OCD: A Cruel Joke

  July 6th, 2018 by ShiSui

Have you ever heard of this type of obsession?

My obsession is about constantly questioning my sincerity of what I say, do, and think. I’m really bad with examples but it’s pretty much fixating on my intent towards almost everything, whether that intent was sincere or if I’m just faking it. I can’t convince myself otherwise I just keep doubting and obsessing if I’m doing/saying/thinking something for the reason I initially intended. Idk how to explain it any further because I’m obsessing whether this is a sincere post with the intent being to find others like me or if I’m just looking for attention. That’s really the alternate thought “am I just looking for attention” that makes me question my sincerity. AND THIS IS BUT ONE OF MY OBSESSIONS!

Now I know why people with OCD are 10 times more likely to commit suicide than any other mental illness.
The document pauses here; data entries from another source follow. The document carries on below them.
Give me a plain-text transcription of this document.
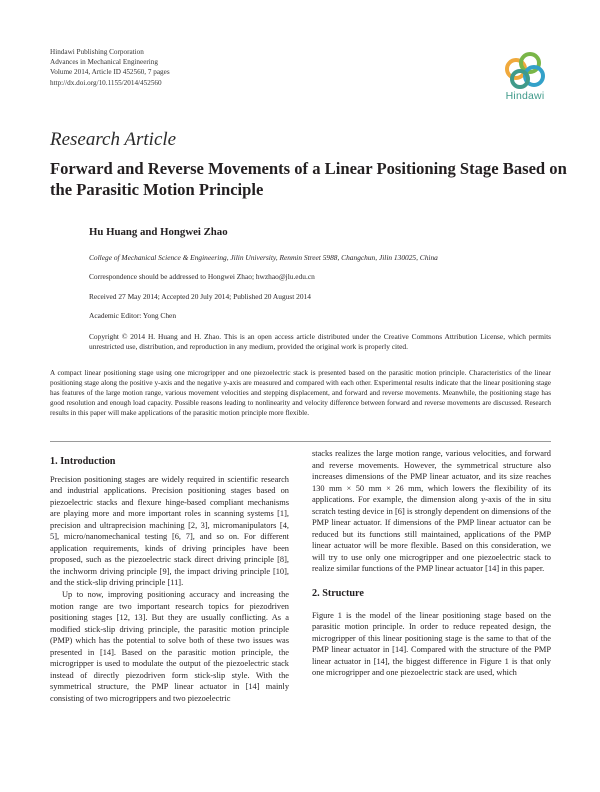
Hindawi Publishing Corporation
Advances in Mechanical Engineering
Volume 2014, Article ID 452560, 7 pages
http://dx.doi.org/10.1155/2014/452560
Hindawi
Research Article
Forward and Reverse Movements of a Linear Positioning Stage Based on the Parasitic Motion Principle
Hu Huang and Hongwei Zhao
College of Mechanical Science & Engineering, Jilin University, Renmin Street 5988, Changchun, Jilin 130025, China
Correspondence should be addressed to Hongwei Zhao; hwzhao@jlu.edu.cn
Received 27 May 2014; Accepted 20 July 2014; Published 20 August 2014
Academic Editor: Yong Chen
Copyright © 2014 H. Huang and H. Zhao. This is an open access article distributed under the Creative Commons Attribution License, which permits unrestricted use, distribution, and reproduction in any medium, provided the original work is properly cited.
A compact linear positioning stage using one microgripper and one piezoelectric stack is presented based on the parasitic motion principle. Characteristics of the linear positioning stage along the positive y-axis and the negative y-axis are measured and compared with each other. Experimental results indicate that the linear positioning stage has features of the large motion range, various movement velocities and stepping displacement, and forward and reverse movements. Meanwhile, the positioning stage has good resolution and enough load capacity. Possible reasons leading to nonlinearity and velocity difference between forward and reverse movements are discussed. Research results in this paper will make applications of the parasitic motion principle more flexible.

1. Introduction

Precision positioning stages are widely required in scientific research and industrial applications. Precision positioning stages based on piezoelectric stacks and flexure hinge-based compliant mechanisms are playing more and more important roles in scanning systems [1], precision and ultraprecision machining [2, 3], micromanipulators [4, 5], micro/nanomechanical testing [6, 7], and so on. For different application requirements, kinds of driving principles have been proposed, such as the piezoelectric stack direct driving principle [8], the inchworm driving principle [9], the impact driving principle [10], and the stick-slip driving principle [11].

Up to now, improving positioning accuracy and increasing the motion range are two important research topics for piezodriven positioning stages [12, 13]. But they are usually conflicting. As a modified stick-slip driving principle, the parasitic motion principle (PMP) which has the potential to solve both of these two issues was presented in [14]. Based on the parasitic motion principle, the microgripper is used to modulate the output of the piezoelectric stack instead of directly piezodriven form stick-slip style. With the symmetrical structure, the PMP linear actuator in [14] mainly consisting of two microgrippers and two piezoelectric

stacks realizes the large motion range, various velocities, and forward and reverse movements. However, the symmetrical structure also increases dimensions of the PMP linear actuator, and its size reaches 130 mm × 50 mm × 26 mm, which lowers the flexibility of its applications. For example, the dimension along y-axis of the in situ scratch testing device in [6] is strongly dependent on dimensions of the PMP linear actuator. If dimensions of the PMP linear actuator can be reduced but its functions still maintained, applications of the PMP linear actuator will be more flexible. Based on this consideration, we will try to use only one microgripper and one piezoelectric stack to realize similar functions of the PMP linear actuator [14] in this paper.

2. Structure

Figure 1 is the model of the linear positioning stage based on the parasitic motion principle. In order to reduce repeated design, the microgripper of this linear positioning stage is the same to that of the PMP linear actuator in [14]. Compared with the structure of the PMP linear actuator in [14], the biggest difference in Figure 1 is that only one microgripper and one piezoelectric stack are used, which
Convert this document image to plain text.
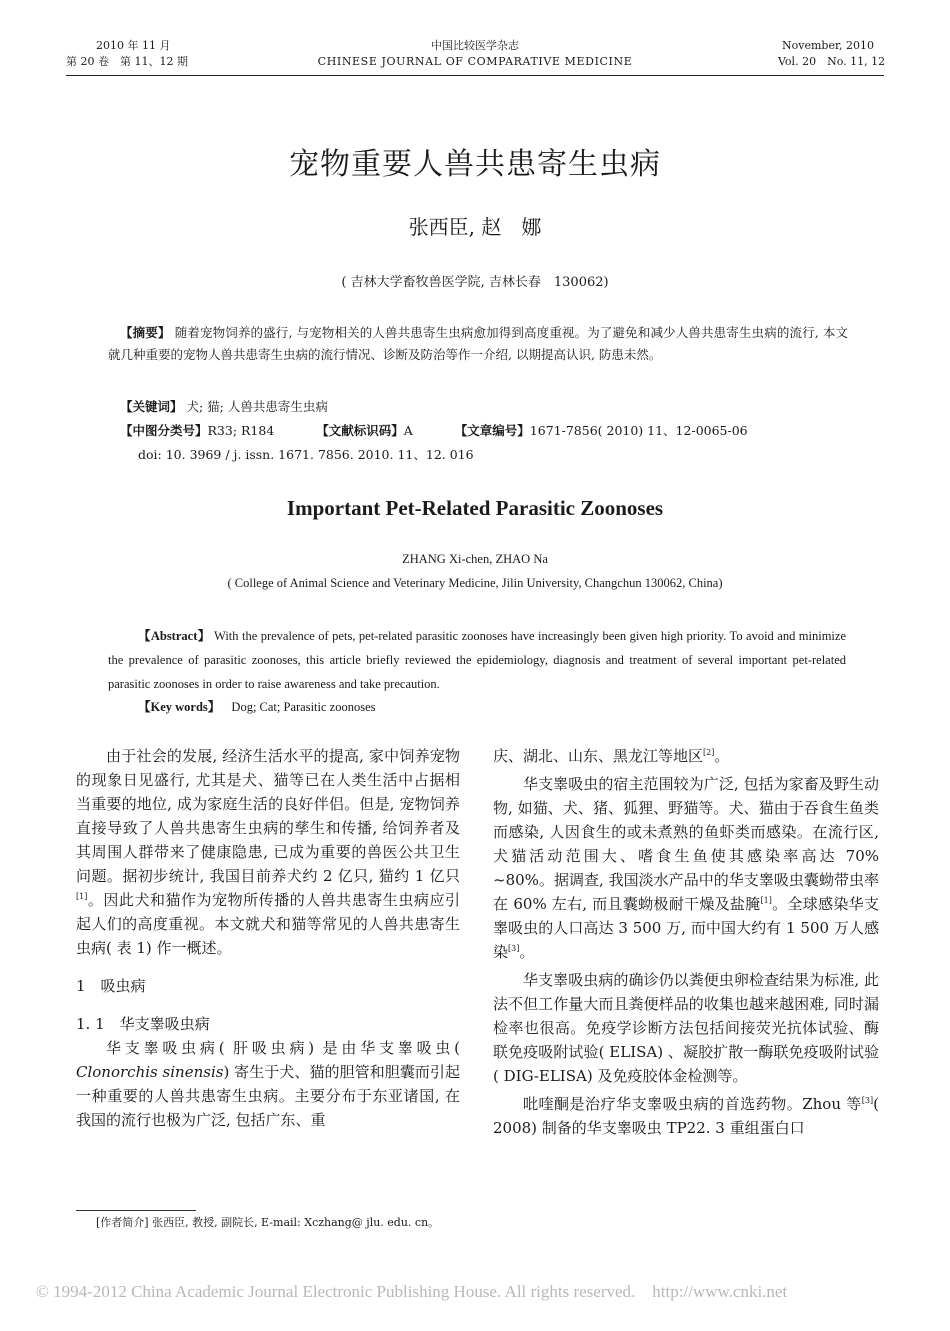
2010 年 11 月
第 20 卷　第 11、12 期
中国比较医学杂志
CHINESE JOURNAL OF COMPARATIVE MEDICINE
November, 2010
Vol. 20　No. 11, 12
宠物重要人兽共患寄生虫病
张西臣, 赵　娜
( 吉林大学畜牧兽医学院, 吉林长春　130062)
【摘要】 随着宠物饲养的盛行, 与宠物相关的人兽共患寄生虫病愈加得到高度重视。为了避免和减少人兽共患寄生虫病的流行, 本文就几种重要的宠物人兽共患寄生虫病的流行情况、诊断及防治等作一介绍, 以期提高认识, 防患未然。
【关键词】 犬; 猫; 人兽共患寄生虫病
【中图分类号】R33; R184	【文献标识码】A	【文章编号】1671-7856( 2010) 11、12-0065-06
doi: 10. 3969 / j. issn. 1671. 7856. 2010. 11、12. 016
Important Pet-Related Parasitic Zoonoses
ZHANG Xi-chen, ZHAO Na
( College of Animal Science and Veterinary Medicine, Jilin University, Changchun 130062, China)
【Abstract】 With the prevalence of pets, pet-related parasitic zoonoses have increasingly been given high priority. To avoid and minimize the prevalence of parasitic zoonoses, this article briefly reviewed the epidemiology, diagnosis and treatment of several important pet-related parasitic zoonoses in order to raise awareness and take precaution.
【Key words】 Dog; Cat; Parasitic zoonoses

由于社会的发展, 经济生活水平的提高, 家中饲养宠物的现象日见盛行, 尤其是犬、猫等已在人类生活中占据相当重要的地位, 成为家庭生活的良好伴侣。但是, 宠物饲养直接导致了人兽共患寄生虫病的孳生和传播, 给饲养者及其周围人群带来了健康隐患, 已成为重要的兽医公共卫生问题。据初步统计, 我国目前养犬约 2 亿只, 猫约 1 亿只[1]。因此犬和猫作为宠物所传播的人兽共患寄生虫病应引起人们的高度重视。本文就犬和猫等常见的人兽共患寄生虫病( 表 1) 作一概述。

1　吸虫病
1. 1　华支睾吸虫病

华支睾吸虫病( 肝吸虫病) 是由华支睾吸虫( Clonorchis sinensis) 寄生于犬、猫的胆管和胆囊而引起一种重要的人兽共患寄生虫病。主要分布于东亚诸国, 在我国的流行也极为广泛, 包括广东、重

庆、湖北、山东、黑龙江等地区[2]。

华支睾吸虫的宿主范围较为广泛, 包括为家畜及野生动物, 如猫、犬、猪、狐狸、野猫等。犬、猫由于吞食生鱼类而感染, 人因食生的或未煮熟的鱼虾类而感染。在流行区, 犬猫活动范围大、嗜食生鱼使其感染率高达 70% ~80%。据调查, 我国淡水产品中的华支睾吸虫囊蚴带虫率在 60% 左右, 而且囊蚴极耐干燥及盐腌[1]。全球感染华支睾吸虫的人口高达 3 500 万, 而中国大约有 1 500 万人感染[3]。

华支睾吸虫病的确诊仍以粪便虫卵检查结果为标准, 此法不但工作量大而且粪便样品的收集也越来越困难, 同时漏检率也很高。免疫学诊断方法包括间接荧光抗体试验、酶联免疫吸附试验( ELISA) 、凝胶扩散一酶联免疫吸附试验( DIG-ELISA) 及免疫胶体金检测等。

吡喹酮是治疗华支睾吸虫病的首选药物。Zhou 等[3]( 2008) 制备的华支睾吸虫 TP22. 3 重组蛋白口

[作者简介] 张西臣, 教授, 副院长, E-mail: Xczhang@ jlu. edu. cn。
© 1994-2012 China Academic Journal Electronic Publishing House. All rights reserved.　http://www.cnki.net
God damn. It just hijacks your entire being and imprisons it on your head while you scream in silence with no one able to hear you. And the fucking thoughts happen in milliseconds leading you through infinite rabbit holes that have no end and give you no answer so you’ll always be back at square one ready to do it again tomorrow. Cognition is gone, depersonalization seeps in since your in your head for so long what’s you take a look at the outside world it’s unfamiliar, FUCK!!! Just fuck, like what’s the point?